Há políticos – e não só – que assinalam (e disso se queixam amiúde) a politização do processo crime. A expressão pode ter vários sentidos. Desde logo, pode significar que o andamento de um processo tem razões políticas, seja no sentido mais estrito de atividade política, seja no sentido mais amplo de visão ideológica e social. Pode, também, significar que o andamento de um processo tem consequências na vida ou na atividade políticas, dele se retirando impróprias consequências nestas esferas. E pode significar outras coisas, mas os dois sentidos essenciais parecem-me ser os assinalados. Ora, deixemos por agora de lado o primeiro deles, embora seja tema a merecer atenção, sobretudo na vertente relativa à visão ideológica e social (ou, dizendo de outro modo, à mundividência). Olhemos para o segundo. É verdade que existe politização do processo crime nesse sentido. E tem razão quem se queixa. Porém, muitos dos que se queixam são em larga medida responsáveis pelo fenómeno.

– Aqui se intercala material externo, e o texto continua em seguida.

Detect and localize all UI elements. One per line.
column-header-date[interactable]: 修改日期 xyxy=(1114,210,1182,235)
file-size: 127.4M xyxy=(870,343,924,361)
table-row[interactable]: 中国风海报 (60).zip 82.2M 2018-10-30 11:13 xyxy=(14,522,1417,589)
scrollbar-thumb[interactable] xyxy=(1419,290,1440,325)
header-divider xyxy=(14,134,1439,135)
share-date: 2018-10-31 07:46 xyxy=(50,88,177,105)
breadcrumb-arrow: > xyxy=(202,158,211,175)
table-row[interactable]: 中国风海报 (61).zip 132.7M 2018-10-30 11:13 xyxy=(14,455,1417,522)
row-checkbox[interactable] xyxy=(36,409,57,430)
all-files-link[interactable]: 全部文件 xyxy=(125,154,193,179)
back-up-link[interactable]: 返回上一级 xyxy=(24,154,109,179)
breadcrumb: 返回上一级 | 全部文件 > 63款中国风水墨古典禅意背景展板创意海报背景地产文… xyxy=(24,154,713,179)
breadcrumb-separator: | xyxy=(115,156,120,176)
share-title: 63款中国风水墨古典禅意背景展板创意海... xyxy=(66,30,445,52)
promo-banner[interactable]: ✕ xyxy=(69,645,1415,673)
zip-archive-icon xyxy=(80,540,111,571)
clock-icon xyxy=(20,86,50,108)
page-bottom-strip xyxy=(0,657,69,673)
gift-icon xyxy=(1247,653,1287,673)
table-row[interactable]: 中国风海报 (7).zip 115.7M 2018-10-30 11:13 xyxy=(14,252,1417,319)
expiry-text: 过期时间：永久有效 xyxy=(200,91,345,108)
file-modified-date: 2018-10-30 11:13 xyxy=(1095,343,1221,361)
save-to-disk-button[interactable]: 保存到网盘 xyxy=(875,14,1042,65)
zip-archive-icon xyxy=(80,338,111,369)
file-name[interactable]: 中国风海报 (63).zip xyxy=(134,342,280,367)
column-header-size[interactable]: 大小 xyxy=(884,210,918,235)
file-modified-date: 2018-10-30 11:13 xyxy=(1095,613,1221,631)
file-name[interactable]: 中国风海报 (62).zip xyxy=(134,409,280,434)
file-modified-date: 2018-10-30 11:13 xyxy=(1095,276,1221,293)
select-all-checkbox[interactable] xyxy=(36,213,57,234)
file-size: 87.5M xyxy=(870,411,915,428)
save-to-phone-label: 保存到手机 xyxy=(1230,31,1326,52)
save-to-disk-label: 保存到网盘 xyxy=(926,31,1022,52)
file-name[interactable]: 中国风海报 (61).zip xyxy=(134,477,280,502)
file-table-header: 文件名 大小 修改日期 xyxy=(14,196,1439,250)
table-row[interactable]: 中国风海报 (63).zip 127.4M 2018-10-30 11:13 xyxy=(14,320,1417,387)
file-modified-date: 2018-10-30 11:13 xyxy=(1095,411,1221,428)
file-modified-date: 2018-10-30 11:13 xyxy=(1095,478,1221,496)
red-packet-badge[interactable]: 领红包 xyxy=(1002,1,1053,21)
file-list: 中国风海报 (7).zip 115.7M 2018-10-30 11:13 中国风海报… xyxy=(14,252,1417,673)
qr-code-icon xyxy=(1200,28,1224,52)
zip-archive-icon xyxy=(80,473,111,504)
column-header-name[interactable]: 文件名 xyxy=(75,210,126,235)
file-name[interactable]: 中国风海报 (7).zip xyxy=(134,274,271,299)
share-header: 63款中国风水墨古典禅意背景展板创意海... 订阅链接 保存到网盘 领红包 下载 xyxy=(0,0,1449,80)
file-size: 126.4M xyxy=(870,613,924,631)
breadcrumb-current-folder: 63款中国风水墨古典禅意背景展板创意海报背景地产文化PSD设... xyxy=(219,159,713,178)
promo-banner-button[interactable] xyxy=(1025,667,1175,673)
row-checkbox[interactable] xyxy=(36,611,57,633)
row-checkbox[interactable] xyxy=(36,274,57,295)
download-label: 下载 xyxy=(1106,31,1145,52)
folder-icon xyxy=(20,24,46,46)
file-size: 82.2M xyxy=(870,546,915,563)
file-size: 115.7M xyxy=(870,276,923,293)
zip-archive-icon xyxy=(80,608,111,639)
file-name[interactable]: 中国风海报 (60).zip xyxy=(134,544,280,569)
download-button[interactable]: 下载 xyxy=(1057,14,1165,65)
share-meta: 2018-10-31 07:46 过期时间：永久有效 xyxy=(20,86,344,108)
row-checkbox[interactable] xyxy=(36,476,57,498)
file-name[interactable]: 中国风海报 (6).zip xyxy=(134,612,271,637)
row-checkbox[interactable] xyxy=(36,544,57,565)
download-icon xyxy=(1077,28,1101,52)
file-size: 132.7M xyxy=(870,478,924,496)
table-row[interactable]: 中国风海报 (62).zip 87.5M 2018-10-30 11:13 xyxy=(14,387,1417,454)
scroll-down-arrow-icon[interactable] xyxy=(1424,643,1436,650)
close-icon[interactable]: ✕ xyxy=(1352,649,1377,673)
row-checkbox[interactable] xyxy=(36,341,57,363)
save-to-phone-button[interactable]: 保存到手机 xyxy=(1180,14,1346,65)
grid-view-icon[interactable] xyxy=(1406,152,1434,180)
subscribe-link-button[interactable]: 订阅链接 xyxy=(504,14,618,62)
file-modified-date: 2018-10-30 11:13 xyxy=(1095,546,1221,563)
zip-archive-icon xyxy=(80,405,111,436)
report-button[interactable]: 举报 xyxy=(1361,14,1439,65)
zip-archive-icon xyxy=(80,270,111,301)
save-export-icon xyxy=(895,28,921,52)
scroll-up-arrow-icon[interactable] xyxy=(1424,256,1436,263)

A partir do momento em que a existência de um processo e o seu andamento passaram a ser – e continuam, até em crescendo – arma de arremesso político, ficou ainda mais aberta a porta da politização (porta essa que o quadro sociológico do nosso tempo abriu, e favorece). Se a existência de um processo que visa alguém, a sua constituição como arguido, a sua condenação, et cetera, constituem temas de combate e de apreciação políticos, estão depois à espera de quê? Que não haja politização? Ou que só aconteça aos outros? (Quando nos acontece a nós, já vemos de outra maneira, não é?) Quando se retira a confiança política a alguém que é constituído arguido, que caixas de Pandora se estão a abrir? Significa acaso ser constituído arguido alguma conclusão, certeza ou sequer enunciado seguro? E acaso são as autoridades judiciárias imunes ao erro? (Pelo menos quando não somos nós os visados, parece que são, mas quando somos nós fia mais fino, não é?) E que respeito mostra quem usa o processo como arma política pela presunção de inocência, pelo contraditório, pelo processo leal, acusatório e equitativo? E, aliás, que respeito pelo e que confiança no sistema de justiça revela (ou não)?
Políticos – em campanha (nesta em curso, por exemplo, tem sido um fartote) e fora dela – servem-se de processos, antigos ou atuais, para vários tipos de juízos, não importa sequer o que neles ocorreu, porque ocorreu, ou sequer se ocorreu? Para alguns parece valer quase tudo ou mesmo tudo, mesmo que não seja mais do que patética e perigosa demagogia ou, mais grave, incompreensão ou desrespeito por valores que subjazem ao processo e à organização do Estado, embora encham a boca com a sua adjetivação “de Direito”. E há quem nunca resista a dar logo os seus “5 centavos” sobre o tema do momento, dizendo uma coisa qualquer (bem, “qualquer” não, uma coisa que pareça soar bem e ir ao encontro das tendências).
Enquanto não se compreender que o uso de uma arma de arremesso pode ter, tal como o celebrado artefacto tido por australiano, um poderoso efeito de “regresso à mão que a lançou”, andaremos nisto. A usar processos para a política, ao mesmo tempo que se enche o discurso com a separação de poderes e de áreas e bla bla bla. E, também, a não perceber que isso até pode abrir caminho para que o andamento de um processo, além de ter essa espúria serventia extra-processual, possa mesmo ser determinado pela antevisão de que do mesmo se virão a tirar consequências políticas (e quem diz políticas diz outras, noutras esferas da vida, mormente pública ou com relevância pública). E, depois, queixam-se de quê? De si mesmos? É por essas e por outras que sou de opinião, além do mais, de que o Presidente da CMP, Rui Moreira, fez muito bem em não se demitir por causa da acusação criminal recente contra si. Deu uma lição de cidadania e, já agora, de Política, no melhor sentido da palavra.